Ngaji Ramadan bersama Buya Husein: Nasihat Imam Ghazali untuk Penguasa dan Indonesia Hari Ini

Seorang pemimpin haruslah mereka yang memiliki kasih sayang kepada rakyatnya, besar cinta kasihnya, mengedepankan kepentingan rakyat di atas segalanya. Bukan kepentingan diri dan keluarga saja.

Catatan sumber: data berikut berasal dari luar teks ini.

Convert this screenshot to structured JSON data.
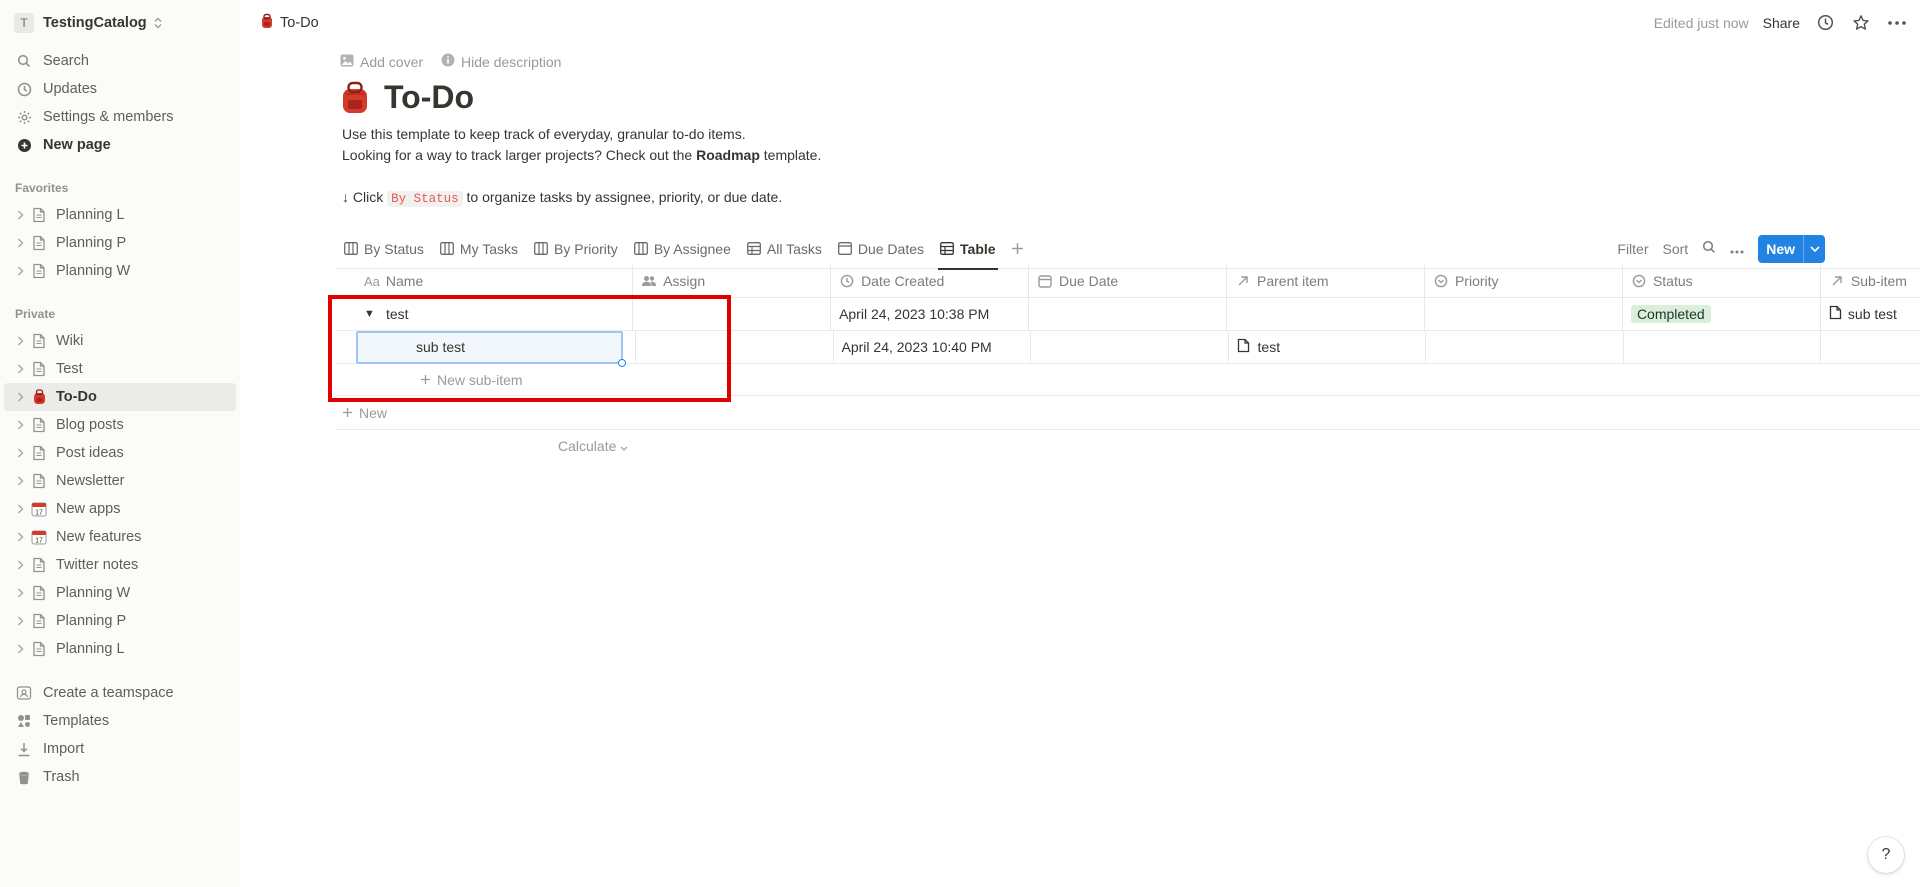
{
  "workspace": {
    "initial": "T",
    "name": "TestingCatalog"
  },
  "sidebar": {
    "nav": [
      {
        "label": "Search",
        "icon": "search-icon"
      },
      {
        "label": "Updates",
        "icon": "clock-icon"
      },
      {
        "label": "Settings & members",
        "icon": "gear-icon"
      },
      {
        "label": "New page",
        "icon": "plus-circle-icon"
      }
    ],
    "favorites_title": "Favorites",
    "favorites": [
      "Planning L",
      "Planning P",
      "Planning W"
    ],
    "private_title": "Private",
    "private": [
      {
        "label": "Wiki",
        "icon": "page-icon"
      },
      {
        "label": "Test",
        "icon": "page-icon"
      },
      {
        "label": "To-Do",
        "icon": "backpack-icon"
      },
      {
        "label": "Blog posts",
        "icon": "page-icon"
      },
      {
        "label": "Post ideas",
        "icon": "page-icon"
      },
      {
        "label": "Newsletter",
        "icon": "page-icon"
      },
      {
        "label": "New apps",
        "icon": "calendar-icon"
      },
      {
        "label": "New features",
        "icon": "calendar-icon"
      },
      {
        "label": "Twitter notes",
        "icon": "page-icon"
      },
      {
        "label": "Planning W",
        "icon": "page-icon"
      },
      {
        "label": "Planning P",
        "icon": "page-icon"
      },
      {
        "label": "Planning L",
        "icon": "page-icon"
      }
    ],
    "bottom": [
      {
        "label": "Create a teamspace",
        "icon": "teamspace-icon"
      },
      {
        "label": "Templates",
        "icon": "templates-icon"
      },
      {
        "label": "Import",
        "icon": "import-icon"
      },
      {
        "label": "Trash",
        "icon": "trash-icon"
      }
    ]
  },
  "topbar": {
    "breadcrumb": "To-Do",
    "edited": "Edited just now",
    "share": "Share"
  },
  "page": {
    "add_cover": "Add cover",
    "hide_description": "Hide description",
    "title": "To-Do",
    "desc_line1": "Use this template to keep track of everyday, granular to-do items.",
    "desc_line2_pre": "Looking for a way to track larger projects? Check out the ",
    "desc_line2_bold": "Roadmap",
    "desc_line2_post": " template.",
    "desc_line3_pre": "↓ Click ",
    "desc_line3_code": "By Status",
    "desc_line3_post": " to organize tasks by assignee, priority, or due date."
  },
  "views": {
    "tabs": [
      {
        "label": "By Status",
        "icon": "board-icon"
      },
      {
        "label": "My Tasks",
        "icon": "board-icon"
      },
      {
        "label": "By Priority",
        "icon": "board-icon"
      },
      {
        "label": "By Assignee",
        "icon": "board-icon"
      },
      {
        "label": "All Tasks",
        "icon": "table-icon"
      },
      {
        "label": "Due Dates",
        "icon": "calendar-view-icon"
      },
      {
        "label": "Table",
        "icon": "table-icon"
      }
    ],
    "active": "Table",
    "filter": "Filter",
    "sort": "Sort",
    "new_button": "New"
  },
  "table": {
    "columns": [
      "Name",
      "Assign",
      "Date Created",
      "Due Date",
      "Parent item",
      "Priority",
      "Status",
      "Sub-item"
    ],
    "column_prefix_aa": "Aa",
    "rows": [
      {
        "name": "test",
        "assign": "",
        "date_created": "April 24, 2023 10:38 PM",
        "due_date": "",
        "parent": "",
        "priority": "",
        "status": "Completed",
        "sub_item": "sub test"
      },
      {
        "name": "sub test",
        "assign": "",
        "date_created": "April 24, 2023 10:40 PM",
        "due_date": "",
        "parent": "test",
        "priority": "",
        "status": "",
        "sub_item": ""
      }
    ],
    "new_sub_item": "New sub-item",
    "new_row": "New",
    "calculate": "Calculate",
    "status_color": "#dbeddb"
  },
  "help": "?"
}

Siti Robiah by Siti Robiah
10 Maret 2025
in Personal
A A
0
Buya Husein

Buya Husein

24
SHARES
1.2k
VIEWS
Share on FacebookShare on TwitterShare on Whatsapp

Mubadalah.id – Selama bulan suci Ramadan, Pondok Pesantren Luhur Manhajiy Fahmina mengadakan berbagai ngaji kitab yang diisi oleh berbagai tokoh yang luar biasa hebat. Namun ada salah satu ngaji Ramadan yang menurutku cukup menarik. Yaitu kajian dari KH. Husein Muhammad atau yang kerap disapa Buya Husein yang mengkaji Kitab Al-Tabar Al-Masbuk fi Nasihat Al-Muluk karya Imam Abu Hamid Al-Ghazali.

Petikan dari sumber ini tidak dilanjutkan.